We dont’ currently apply many other optimizations on the IR code in the back-end, under the assumption that the lower-level compilers below Slang will do some of the “heavy lifting.”

That said, there are certain optimizations that Slang must do eventually, for semantic completeness. One of the most important examples of these is implementing the semantics of the [unroll] attribute, since we can’t always rely on downstream compilers to have a capable unrolling implementation.

We expect that over time it will be valuable for Slang to support a wider array of optimization passes, as long as they are ones that are considered “safe” to do above the driver interface, because they won’t interfere with downstream optimization opportunities.

Emission

Once we have transformed the IR code into something that should be legal for the chosen target, we emit high-level source code in either HLSL or GLSL.

The emit logic is mostly just a scan over the IR code to emit a high-level declaration for each item: an IR structure type becomes a struct declaration, and IR function becomes a function definition, etc.

In order to make the generated code a bit more readable, the Slang compiler currently does not emit declarations using their mangled names and instead tries to emit everything using a name based on how it was originally declared.

To improve the readability of function bodies, the emit logic tries to find consecutive sequences of IR instructions that it can emit as a single high-level language expression. This reduces the number of temporaries in the output code, but we need to be careful about inserting parentheses to respect operator precedence, and also to not accidentally change the order of evaluation of code.

When emitting a function body, we need to get from the low-level control flow graph (CFG) to high-level structured control-flow statements like ifs and loops.
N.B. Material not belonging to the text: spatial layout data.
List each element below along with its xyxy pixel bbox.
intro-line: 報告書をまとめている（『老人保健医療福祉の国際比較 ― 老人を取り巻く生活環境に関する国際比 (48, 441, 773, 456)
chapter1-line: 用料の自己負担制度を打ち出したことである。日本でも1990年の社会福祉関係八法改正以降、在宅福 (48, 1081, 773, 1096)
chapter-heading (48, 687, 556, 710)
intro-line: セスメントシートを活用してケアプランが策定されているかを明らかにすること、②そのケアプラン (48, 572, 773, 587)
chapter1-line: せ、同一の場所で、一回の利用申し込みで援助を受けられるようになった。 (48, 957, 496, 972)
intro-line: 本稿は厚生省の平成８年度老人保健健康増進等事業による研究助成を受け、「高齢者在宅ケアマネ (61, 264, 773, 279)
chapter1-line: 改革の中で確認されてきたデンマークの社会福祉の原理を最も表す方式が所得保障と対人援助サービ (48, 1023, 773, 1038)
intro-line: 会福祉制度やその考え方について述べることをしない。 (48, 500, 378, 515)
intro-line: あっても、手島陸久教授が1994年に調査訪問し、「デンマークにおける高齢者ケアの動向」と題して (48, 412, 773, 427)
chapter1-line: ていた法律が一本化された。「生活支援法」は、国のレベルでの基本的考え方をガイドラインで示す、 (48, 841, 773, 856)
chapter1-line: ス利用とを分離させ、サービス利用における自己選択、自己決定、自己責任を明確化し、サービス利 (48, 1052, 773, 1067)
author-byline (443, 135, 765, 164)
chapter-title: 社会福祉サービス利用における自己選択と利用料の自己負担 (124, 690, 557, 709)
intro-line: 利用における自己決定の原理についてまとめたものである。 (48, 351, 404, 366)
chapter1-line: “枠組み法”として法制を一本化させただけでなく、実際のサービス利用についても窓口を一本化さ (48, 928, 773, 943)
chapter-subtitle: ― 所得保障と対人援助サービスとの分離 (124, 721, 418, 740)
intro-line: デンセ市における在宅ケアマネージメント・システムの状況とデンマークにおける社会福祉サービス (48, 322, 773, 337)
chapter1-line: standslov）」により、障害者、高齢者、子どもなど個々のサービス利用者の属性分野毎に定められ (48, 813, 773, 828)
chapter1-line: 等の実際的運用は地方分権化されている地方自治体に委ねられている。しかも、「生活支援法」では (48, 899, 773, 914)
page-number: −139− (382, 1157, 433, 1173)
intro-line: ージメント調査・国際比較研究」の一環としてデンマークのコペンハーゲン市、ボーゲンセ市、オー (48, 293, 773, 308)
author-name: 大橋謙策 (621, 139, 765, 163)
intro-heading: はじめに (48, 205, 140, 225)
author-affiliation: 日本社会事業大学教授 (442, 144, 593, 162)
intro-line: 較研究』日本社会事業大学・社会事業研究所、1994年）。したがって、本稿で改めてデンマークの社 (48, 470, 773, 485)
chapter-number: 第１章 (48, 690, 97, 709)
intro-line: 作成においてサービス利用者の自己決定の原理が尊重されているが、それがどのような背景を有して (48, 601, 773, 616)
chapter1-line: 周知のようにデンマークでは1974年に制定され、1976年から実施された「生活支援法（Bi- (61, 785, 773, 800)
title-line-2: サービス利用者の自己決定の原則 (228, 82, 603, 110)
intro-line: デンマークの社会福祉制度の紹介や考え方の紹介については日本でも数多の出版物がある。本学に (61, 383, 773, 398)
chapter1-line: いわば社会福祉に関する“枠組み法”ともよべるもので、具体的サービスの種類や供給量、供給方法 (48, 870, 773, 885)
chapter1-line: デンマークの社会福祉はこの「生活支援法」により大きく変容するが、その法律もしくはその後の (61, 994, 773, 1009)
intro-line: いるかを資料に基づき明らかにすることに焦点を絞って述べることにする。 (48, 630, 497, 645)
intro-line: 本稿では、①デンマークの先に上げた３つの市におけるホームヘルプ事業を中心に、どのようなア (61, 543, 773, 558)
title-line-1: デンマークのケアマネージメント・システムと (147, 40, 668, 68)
We currently do this on a per-function basis during code emission, using an ad hoc algorithm based on control-flow structured information we stored in the IR. A future version of the compiler might implement something more complete like the “Relooper” algorithm used by Emscripten.

Downstream Compiler Execution

Once we have source code, we can invoke downstream compilers like fxc, dxc, and glslang to generate binary code (and optionally to disassemble that code for console output).

The Slang compiler also supports a “pass through” mode where it skips most of the steps outlined so far and just passes text along to these downstream compilers directly. This is primarily intended as a debugging aid for developers working on Slang, since it lets you use the same command-line arguments to invoke both Slang compilation and compilation with these other compilers.

Conclusion

Hopefully this whirlwind introduction to the flow of the Slang compiler gives some idea of how the project fits together, and makes it easier to dive into the code and start being productive.